Fear fueled her weight loss. She retreated into a private world of calorie counting and self-flagellation, another side of the same "obsessive coin" as her overeating.
"Everyone was like, 'You've changed.' It seemed like I was being very narcissistic and selfish. And I'm a people-pleasing person, so this is the worst thing you can say about me," she says.
She began to fight with her then-boyfriend Daniel, who also suffered from overeating.
She pictured the rest of her life in this diet prison and began to see "the sadness, the isolation, the dullness of color palette" of her new life. She calls it "the heaviness of being."
Even Mitchell's new body had to adapt. She had surgery to remove rolls of excess skin from her stomach.
"It has taken me a long time to accept that it will always be marked and scarred. They are the scars of my past, and I will always have a little insecurity," she says.

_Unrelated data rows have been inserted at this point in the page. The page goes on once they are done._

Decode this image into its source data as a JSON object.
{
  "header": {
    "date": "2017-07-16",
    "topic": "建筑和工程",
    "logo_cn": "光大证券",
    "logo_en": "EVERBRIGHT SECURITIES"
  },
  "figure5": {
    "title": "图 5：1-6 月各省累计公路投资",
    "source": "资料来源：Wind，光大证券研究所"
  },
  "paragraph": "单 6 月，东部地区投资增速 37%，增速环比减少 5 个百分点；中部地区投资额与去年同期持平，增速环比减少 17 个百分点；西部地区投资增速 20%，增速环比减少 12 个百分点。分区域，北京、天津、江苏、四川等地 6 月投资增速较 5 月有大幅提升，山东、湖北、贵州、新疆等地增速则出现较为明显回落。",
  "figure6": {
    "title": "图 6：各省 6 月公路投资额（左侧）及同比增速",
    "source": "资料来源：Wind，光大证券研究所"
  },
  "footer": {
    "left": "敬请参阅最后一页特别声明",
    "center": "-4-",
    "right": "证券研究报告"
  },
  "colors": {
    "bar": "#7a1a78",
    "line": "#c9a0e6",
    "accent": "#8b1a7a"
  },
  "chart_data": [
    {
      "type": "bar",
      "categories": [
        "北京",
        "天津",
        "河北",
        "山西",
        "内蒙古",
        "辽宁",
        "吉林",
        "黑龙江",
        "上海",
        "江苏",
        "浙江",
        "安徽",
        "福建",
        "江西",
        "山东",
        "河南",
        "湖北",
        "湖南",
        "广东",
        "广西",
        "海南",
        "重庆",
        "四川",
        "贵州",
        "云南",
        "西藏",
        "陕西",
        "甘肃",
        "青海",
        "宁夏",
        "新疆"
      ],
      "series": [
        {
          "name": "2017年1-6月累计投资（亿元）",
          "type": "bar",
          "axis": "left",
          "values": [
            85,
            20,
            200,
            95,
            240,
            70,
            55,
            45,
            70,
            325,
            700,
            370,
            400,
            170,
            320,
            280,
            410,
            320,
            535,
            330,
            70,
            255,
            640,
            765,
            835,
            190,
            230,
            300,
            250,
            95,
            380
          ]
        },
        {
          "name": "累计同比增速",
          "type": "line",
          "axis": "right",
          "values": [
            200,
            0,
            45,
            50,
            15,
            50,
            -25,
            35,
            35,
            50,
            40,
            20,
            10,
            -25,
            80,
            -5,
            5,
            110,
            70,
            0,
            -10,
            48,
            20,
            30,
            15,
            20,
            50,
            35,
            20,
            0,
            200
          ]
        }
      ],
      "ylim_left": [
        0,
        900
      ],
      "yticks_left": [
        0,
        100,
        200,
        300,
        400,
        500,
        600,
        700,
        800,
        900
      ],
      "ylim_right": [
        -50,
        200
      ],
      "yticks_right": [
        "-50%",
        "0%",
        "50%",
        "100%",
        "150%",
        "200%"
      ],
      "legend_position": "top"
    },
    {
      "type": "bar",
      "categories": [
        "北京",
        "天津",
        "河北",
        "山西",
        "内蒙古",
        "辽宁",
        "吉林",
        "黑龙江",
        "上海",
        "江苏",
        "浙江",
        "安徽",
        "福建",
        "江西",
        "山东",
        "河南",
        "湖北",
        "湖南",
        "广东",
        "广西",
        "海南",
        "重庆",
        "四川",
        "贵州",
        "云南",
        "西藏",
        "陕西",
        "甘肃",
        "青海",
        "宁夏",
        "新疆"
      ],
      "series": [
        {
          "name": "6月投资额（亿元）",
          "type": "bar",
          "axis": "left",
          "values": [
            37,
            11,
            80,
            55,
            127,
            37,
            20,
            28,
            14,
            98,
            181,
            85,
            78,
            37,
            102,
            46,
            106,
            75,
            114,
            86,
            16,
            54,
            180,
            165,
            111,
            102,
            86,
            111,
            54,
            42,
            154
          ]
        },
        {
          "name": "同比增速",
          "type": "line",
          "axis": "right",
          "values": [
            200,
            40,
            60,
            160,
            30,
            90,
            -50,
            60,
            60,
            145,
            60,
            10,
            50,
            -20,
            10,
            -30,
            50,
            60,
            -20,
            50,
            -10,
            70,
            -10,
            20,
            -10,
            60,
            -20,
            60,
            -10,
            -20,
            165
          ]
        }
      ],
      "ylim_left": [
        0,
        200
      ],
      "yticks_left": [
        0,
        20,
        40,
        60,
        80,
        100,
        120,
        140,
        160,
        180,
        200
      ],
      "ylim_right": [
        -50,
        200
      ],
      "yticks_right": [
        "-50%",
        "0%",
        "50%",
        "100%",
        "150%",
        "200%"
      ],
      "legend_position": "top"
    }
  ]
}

Mitchell had never been a depressive person before—the food was a numbing agent against those feelings. Now, despite losing the weight, she was sadder than she had ever been before.
Mitchell is now a healthy, and a manageable 150 pounds.
Eventually she sought out therapy and professional guidance. She began to talk about her association between food and love and was diagnosed with an eating disorder.
She also began to take her food journaling public by writing a deeply personal blog called "Can You Stay For Dinner?" There she tackled the struggles of keeping the weight off and her failures. A devoted audience shared their stories and cheered her on. The whole process became a catharsis.
Now she does not restrict any food group — but practices "everything in moderation." She works out three to four times a week and walks constantly around her Hell's Kitchen home. She sticks to healthy, homemade foods most nights but allows herself to go out to eat at least once a week. She says that she would "never live a week without a dessert."
With these concessions, she's gained 15 pounds and is a more manageable weight of 150 pounds.
"It's taken me 10 years to find a weight where I feel like, 'I'm good here.' It's the weight where you don't have to struggle. It's when you don't have to turn down an Oreo," she says.
Food is still her life's central focus — perhaps even obsession. In addition to her food-centered blog, she also recently finished the manuscript for a cookbook that will be published next year.
Though she no longer experiences food-anxiety, she does admit that she does have a fleeting sense of hunger in the face of emotional discomfort, but she knows the source now and is able to control it.
That little inner chubby girl, the middle schooler who ate her feelings, is still there, she concedes. "And probably always will be."